One of the women, described as Jane Doe 1, from Riverton, Utah, came to consciousness later in a nearby hotel room as Johnson was raping her, but due to the drug she was unable to react. She also described witnessing Johnson rape another drugged crew member, and recalls him telling her, "Thank you for making my fantasy come true."
Jane Doe 2 describes being in the hotel room, but vomiting frequently because of the drugs she'd been slipped, which prevented her from being assaulted.
Shortly after the incident, the women reported the events to JetBlue headquarters in New York, and Jane Doe 1, fearful of STDs, was tested.
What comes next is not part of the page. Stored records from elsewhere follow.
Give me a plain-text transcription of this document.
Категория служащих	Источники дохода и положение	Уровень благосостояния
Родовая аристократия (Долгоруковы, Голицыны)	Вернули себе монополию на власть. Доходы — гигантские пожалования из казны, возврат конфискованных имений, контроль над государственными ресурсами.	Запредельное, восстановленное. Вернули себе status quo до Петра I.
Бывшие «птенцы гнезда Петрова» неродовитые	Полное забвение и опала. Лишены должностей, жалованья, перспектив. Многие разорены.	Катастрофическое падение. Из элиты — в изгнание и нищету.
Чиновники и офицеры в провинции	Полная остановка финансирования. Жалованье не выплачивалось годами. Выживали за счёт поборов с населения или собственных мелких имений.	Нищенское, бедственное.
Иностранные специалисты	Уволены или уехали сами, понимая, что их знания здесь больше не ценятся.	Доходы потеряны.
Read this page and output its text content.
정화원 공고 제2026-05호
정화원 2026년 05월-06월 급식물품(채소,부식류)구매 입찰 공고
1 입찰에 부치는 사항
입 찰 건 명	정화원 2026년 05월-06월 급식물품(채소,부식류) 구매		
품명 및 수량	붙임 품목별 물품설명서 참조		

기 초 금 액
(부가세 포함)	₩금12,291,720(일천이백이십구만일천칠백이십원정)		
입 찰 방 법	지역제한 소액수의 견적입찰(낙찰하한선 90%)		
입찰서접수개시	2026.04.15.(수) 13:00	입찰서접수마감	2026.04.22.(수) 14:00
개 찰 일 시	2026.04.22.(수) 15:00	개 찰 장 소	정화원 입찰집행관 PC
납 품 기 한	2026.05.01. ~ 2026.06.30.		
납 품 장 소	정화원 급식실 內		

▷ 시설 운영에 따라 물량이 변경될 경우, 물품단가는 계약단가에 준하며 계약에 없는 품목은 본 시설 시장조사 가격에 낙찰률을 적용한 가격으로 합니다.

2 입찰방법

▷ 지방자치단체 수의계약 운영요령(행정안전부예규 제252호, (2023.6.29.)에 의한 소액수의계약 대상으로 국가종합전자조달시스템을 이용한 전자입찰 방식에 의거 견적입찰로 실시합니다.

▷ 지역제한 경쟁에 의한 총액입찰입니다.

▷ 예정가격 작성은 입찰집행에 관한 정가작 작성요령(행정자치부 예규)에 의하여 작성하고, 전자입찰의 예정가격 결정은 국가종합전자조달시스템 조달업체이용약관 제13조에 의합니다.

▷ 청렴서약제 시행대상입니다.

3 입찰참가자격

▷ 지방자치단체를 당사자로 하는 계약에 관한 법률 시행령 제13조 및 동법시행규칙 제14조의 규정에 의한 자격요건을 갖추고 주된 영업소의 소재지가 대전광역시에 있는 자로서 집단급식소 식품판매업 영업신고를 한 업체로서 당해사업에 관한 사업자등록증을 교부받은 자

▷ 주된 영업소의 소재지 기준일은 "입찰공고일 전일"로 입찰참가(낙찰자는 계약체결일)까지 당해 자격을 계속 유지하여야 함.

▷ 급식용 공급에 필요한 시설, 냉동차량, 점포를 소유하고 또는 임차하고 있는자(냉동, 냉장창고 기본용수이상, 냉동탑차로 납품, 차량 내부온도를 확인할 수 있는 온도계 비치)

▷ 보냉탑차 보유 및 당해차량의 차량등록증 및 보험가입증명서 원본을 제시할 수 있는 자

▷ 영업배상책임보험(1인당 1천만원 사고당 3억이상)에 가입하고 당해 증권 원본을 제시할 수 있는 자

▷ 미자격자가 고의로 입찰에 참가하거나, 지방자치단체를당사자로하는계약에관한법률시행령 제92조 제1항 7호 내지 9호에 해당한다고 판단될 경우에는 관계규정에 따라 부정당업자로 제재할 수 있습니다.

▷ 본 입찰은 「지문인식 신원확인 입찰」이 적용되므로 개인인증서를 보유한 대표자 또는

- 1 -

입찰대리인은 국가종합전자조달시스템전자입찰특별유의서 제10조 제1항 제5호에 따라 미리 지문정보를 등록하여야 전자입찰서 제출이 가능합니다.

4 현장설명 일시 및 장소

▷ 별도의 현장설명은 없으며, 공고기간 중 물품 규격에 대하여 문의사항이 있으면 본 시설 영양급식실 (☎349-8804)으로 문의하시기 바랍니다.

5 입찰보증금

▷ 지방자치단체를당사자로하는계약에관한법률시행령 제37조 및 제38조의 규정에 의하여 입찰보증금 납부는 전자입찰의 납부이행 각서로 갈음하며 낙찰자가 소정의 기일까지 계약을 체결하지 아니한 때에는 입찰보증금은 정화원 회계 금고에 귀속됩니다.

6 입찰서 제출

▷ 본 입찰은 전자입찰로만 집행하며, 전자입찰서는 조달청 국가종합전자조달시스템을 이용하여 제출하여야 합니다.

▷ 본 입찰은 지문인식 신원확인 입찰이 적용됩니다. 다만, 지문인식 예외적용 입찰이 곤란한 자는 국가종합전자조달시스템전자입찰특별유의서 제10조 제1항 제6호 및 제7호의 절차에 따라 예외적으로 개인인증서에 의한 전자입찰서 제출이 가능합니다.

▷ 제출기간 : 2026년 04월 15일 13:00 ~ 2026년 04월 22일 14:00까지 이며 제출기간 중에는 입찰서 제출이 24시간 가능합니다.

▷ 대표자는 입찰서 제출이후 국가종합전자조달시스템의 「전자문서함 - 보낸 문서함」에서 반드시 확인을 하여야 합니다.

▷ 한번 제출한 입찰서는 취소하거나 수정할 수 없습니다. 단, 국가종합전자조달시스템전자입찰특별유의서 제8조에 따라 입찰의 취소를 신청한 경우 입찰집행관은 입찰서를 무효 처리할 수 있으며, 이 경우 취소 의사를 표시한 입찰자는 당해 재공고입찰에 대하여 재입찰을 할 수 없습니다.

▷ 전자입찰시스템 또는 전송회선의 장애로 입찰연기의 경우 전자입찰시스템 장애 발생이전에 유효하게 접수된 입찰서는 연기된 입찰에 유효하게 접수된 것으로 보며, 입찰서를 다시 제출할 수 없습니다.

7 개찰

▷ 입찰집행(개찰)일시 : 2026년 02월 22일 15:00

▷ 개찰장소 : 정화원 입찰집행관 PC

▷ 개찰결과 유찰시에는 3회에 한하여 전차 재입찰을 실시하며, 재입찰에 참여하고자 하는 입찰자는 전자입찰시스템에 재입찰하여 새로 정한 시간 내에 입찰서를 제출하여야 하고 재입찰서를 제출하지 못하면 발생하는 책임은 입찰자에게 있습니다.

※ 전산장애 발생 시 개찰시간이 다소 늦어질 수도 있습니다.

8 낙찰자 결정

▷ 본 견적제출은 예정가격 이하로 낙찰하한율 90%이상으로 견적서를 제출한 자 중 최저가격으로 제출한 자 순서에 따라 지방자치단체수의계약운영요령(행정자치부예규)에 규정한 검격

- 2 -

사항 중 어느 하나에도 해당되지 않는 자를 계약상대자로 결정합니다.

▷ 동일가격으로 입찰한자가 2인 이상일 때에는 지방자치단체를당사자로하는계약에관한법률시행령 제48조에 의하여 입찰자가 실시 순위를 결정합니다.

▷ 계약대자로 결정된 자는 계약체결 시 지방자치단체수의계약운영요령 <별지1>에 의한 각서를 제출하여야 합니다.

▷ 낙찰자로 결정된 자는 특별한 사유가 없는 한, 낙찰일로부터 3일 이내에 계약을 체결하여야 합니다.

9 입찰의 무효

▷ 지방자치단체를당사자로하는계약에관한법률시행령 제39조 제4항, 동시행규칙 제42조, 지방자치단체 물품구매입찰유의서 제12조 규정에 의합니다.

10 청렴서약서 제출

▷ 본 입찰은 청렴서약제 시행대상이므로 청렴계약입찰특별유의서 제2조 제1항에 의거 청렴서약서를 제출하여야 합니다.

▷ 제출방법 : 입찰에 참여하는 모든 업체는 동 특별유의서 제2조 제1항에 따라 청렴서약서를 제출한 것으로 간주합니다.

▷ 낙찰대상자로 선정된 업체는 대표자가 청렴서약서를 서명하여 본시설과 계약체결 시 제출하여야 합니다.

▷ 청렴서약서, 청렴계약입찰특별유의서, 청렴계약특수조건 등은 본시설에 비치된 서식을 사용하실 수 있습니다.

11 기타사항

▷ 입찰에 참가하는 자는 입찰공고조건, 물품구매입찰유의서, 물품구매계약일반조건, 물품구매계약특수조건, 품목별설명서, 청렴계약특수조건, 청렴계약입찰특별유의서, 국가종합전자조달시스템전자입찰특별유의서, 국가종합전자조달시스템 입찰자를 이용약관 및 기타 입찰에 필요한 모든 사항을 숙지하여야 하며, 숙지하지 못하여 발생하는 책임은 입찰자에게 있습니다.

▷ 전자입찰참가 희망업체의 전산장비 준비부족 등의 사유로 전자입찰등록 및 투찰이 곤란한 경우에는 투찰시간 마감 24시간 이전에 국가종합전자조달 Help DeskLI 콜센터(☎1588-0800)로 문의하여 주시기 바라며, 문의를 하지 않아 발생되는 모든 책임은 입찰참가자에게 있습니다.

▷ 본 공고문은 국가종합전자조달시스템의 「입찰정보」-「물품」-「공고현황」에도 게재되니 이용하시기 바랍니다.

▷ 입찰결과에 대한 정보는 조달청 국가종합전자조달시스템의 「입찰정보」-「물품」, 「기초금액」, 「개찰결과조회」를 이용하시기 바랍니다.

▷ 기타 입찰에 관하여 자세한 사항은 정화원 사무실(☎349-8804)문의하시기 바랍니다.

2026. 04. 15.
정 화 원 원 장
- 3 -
The lawsuit alleges she had contracted HPV, a sexually transmitted virus she hadn't had before the rape. JetBlue promised to investigate the matter, but no action was ever taken against the pilots. Now, each of the three plaintiffs is seeking at least $75,000 in damages through the suit, which names the JetBlue corporation and the pilots individually. They charge that JetBlue's failure to address the situation amounts to sexual discrimination, sexual harassment and a hostile work environment, among other crimes.
"What happened to my clients is truly horrific, and JetBlue's failure to take appropriate action is appalling," said the women's lawyer, Abraham Melamed, according to the New York Post.
JetBlue would not comment on the pending case, but told the Post that it takes "allegations of violent or inappropriate behavior very seriously and investigates such claims thoroughly."